With so much death surrounding us, how, and whom, do we commemorate? Lum’s “Necrology Series,” 2016–17, a group of quasi-fictional obituaries designed in a florid nineteenth-century style, monumentalizes the lives of working-class people doomed by racial and global capitalism. The works’ overblown, eclectic typography and irregular kerning perform an absurd parody of traditional death notices, honoring the quotidian lives of people struggling to survive with few avenues for change. YASIR KHORSHED, reads one headline that arches dramatically in an Old Western typeface. Below it is a story about a man who fought tirelessly for garment workers’ rights, only to die at the age of thirty-four from cancer caused by benzene, an extremely toxic chemical used in the textile industry. The Most Unfortunate Case of Lucy Chona Santos, 2016, set in an archaic serif face, recounts how Lucy supported her family in Manila by gleaning valuable objects from garbage, only to be sentenced to death for smuggling heroin after being tricked by an international drug gang. Indeed, Lum does not allow those who have fallen through the cracks to be forgotten.

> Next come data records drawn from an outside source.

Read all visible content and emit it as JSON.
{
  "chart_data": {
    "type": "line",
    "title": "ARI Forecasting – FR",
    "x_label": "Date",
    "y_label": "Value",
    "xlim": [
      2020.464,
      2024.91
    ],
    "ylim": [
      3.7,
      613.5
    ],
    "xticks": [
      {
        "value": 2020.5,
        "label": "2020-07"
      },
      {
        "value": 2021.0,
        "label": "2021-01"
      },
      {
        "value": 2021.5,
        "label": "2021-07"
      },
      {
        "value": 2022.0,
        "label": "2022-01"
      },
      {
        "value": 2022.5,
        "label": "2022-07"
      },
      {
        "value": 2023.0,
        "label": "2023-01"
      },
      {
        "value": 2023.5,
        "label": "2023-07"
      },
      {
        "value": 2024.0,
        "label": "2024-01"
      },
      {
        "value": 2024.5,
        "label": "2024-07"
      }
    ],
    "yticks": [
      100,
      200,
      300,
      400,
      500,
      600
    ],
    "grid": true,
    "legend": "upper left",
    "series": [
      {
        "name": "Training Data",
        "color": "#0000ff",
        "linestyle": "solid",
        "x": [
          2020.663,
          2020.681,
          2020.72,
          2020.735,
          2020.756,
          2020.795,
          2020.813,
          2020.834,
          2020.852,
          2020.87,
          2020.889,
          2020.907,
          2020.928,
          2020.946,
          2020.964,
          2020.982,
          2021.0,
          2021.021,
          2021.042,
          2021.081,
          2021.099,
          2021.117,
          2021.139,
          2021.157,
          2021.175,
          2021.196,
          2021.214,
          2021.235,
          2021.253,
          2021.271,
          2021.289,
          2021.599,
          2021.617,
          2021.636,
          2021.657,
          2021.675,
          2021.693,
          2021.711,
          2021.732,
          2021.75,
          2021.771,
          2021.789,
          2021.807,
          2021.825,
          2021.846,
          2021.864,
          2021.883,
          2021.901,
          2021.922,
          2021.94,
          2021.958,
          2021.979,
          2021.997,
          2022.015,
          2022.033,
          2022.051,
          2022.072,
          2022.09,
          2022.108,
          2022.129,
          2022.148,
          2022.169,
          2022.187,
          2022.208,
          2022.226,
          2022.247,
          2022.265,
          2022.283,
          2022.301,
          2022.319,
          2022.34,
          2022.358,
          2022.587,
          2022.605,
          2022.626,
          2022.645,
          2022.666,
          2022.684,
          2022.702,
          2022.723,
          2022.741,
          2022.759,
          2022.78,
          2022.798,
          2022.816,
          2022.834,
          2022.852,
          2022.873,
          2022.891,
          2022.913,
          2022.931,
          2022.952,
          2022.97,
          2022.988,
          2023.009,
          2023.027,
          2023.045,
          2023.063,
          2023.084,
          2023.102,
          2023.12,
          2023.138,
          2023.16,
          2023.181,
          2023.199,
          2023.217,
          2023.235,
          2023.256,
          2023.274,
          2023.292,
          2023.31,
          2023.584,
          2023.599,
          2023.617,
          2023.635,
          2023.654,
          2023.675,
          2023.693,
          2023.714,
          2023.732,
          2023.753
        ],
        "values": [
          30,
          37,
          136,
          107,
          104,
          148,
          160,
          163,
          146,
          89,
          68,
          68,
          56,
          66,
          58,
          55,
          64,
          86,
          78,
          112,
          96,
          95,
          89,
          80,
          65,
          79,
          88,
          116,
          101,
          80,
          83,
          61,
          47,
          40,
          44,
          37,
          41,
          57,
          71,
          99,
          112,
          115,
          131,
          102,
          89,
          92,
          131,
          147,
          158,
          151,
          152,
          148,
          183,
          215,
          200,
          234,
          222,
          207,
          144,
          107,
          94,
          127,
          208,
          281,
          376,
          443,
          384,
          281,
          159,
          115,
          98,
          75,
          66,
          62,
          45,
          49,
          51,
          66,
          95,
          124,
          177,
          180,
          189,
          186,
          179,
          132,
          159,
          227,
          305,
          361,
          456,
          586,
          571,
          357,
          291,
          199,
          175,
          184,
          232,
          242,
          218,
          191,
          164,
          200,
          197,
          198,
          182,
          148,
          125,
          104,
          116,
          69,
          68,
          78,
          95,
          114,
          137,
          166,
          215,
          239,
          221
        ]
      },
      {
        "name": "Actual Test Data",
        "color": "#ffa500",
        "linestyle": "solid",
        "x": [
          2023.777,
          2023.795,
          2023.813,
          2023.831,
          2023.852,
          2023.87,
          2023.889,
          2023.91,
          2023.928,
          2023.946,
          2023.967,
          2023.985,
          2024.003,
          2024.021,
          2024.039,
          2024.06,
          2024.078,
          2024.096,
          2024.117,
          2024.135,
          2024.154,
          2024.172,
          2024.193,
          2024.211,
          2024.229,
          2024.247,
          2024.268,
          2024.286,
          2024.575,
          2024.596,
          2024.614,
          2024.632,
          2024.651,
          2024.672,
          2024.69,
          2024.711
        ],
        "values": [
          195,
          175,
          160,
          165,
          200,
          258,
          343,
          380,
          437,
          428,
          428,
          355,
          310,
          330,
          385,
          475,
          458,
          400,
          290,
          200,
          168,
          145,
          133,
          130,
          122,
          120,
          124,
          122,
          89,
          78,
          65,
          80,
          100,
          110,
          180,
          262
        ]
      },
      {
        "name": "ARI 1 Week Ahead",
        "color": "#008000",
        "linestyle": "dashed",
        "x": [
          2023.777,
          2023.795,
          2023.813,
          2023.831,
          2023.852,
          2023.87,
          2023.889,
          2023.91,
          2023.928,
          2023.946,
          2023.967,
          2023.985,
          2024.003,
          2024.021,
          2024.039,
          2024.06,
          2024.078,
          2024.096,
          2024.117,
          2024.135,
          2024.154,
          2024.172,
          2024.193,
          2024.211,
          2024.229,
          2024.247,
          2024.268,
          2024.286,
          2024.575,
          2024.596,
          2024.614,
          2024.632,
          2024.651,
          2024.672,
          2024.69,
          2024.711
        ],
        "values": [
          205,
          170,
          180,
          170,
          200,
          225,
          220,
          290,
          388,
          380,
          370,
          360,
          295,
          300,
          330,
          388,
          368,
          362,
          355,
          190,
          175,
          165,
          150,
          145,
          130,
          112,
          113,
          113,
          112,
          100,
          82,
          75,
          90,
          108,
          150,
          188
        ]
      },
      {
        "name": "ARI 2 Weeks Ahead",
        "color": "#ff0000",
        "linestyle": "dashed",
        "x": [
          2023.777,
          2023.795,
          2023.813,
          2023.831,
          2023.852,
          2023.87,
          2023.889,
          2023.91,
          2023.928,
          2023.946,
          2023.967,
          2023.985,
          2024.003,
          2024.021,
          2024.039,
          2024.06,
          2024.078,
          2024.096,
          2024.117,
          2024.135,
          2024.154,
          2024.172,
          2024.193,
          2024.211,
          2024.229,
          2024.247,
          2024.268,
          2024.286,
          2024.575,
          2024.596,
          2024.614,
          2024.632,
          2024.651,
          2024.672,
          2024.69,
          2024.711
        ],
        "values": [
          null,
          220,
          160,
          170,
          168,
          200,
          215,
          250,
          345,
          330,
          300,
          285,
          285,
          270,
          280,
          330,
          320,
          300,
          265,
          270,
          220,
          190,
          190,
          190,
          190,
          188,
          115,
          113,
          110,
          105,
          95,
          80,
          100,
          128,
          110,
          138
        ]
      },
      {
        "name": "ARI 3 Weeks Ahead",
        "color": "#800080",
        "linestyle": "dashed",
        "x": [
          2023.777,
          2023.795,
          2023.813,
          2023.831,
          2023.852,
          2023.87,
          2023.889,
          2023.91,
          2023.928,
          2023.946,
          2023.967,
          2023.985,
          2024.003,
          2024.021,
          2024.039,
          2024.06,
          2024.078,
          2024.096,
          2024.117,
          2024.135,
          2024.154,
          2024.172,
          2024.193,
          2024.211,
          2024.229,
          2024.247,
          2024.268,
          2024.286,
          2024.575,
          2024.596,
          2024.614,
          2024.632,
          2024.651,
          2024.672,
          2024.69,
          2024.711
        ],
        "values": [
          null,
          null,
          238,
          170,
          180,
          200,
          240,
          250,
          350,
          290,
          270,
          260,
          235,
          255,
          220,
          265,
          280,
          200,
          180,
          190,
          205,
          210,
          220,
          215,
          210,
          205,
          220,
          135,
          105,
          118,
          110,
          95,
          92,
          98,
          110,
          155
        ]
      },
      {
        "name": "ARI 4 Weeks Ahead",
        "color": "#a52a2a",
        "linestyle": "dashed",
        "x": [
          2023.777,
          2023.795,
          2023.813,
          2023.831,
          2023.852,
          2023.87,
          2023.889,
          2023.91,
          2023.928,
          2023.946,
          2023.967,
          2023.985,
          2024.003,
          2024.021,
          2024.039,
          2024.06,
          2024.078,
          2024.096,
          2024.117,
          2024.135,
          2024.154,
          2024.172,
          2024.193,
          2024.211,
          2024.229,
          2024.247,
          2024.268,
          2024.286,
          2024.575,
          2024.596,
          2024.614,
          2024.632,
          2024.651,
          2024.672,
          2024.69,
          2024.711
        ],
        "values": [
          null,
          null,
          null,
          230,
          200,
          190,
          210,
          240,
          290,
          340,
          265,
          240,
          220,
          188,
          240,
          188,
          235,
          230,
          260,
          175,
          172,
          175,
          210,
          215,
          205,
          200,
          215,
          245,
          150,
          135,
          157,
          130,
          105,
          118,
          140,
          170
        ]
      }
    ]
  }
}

Ken Lum, Mirror Maze with 12 Signs of Depression (detail), 2002, mirror, wood, Plexiglas, paint, acrylic sheet. Installation view, Remai Modern, Saskatoon, Saskatchewan, 2022. Photo: Carey Shaw.

In Mirror Maze with 12 Signs of Depression, 2002—an installation that deserves mention since it was in the Remai Modern presentation but unfortunately is not included here—we are confronted with ourselves, reflected and fragmented ad infinitum, with no clear exits. Thoughts caused by clinical depression—LIFE IS NOT WORTH LIVING, THERE IS NO FUTURE FOR ME—are etched onto the mirrors, recalling the all-too-familiar hopelessness produced by the pandemic and signaling humanity’s wider mental-health malaise. Similar to virtual spaces we’ve created to try and maintain connection and solidify our existence, Mirror Maze presciently warns of the digital realm’s disorientations and claustrophobic isolation. As social mirrors, Lum’s works map the difficulties of enduring psychological and emotional dead ends. Trapped within these echo chambers, unable to discern illusion from truth, self from other, who are we really projecting to? Could this fragmentation be a death of certain egoistic ideas of what it means to be human, offering another way through?

Joni Low is a writer, an independent curator, and a Social Sciences and Humanities Research Council Doctoral Fellow at Simon Fraser University in Vancouver.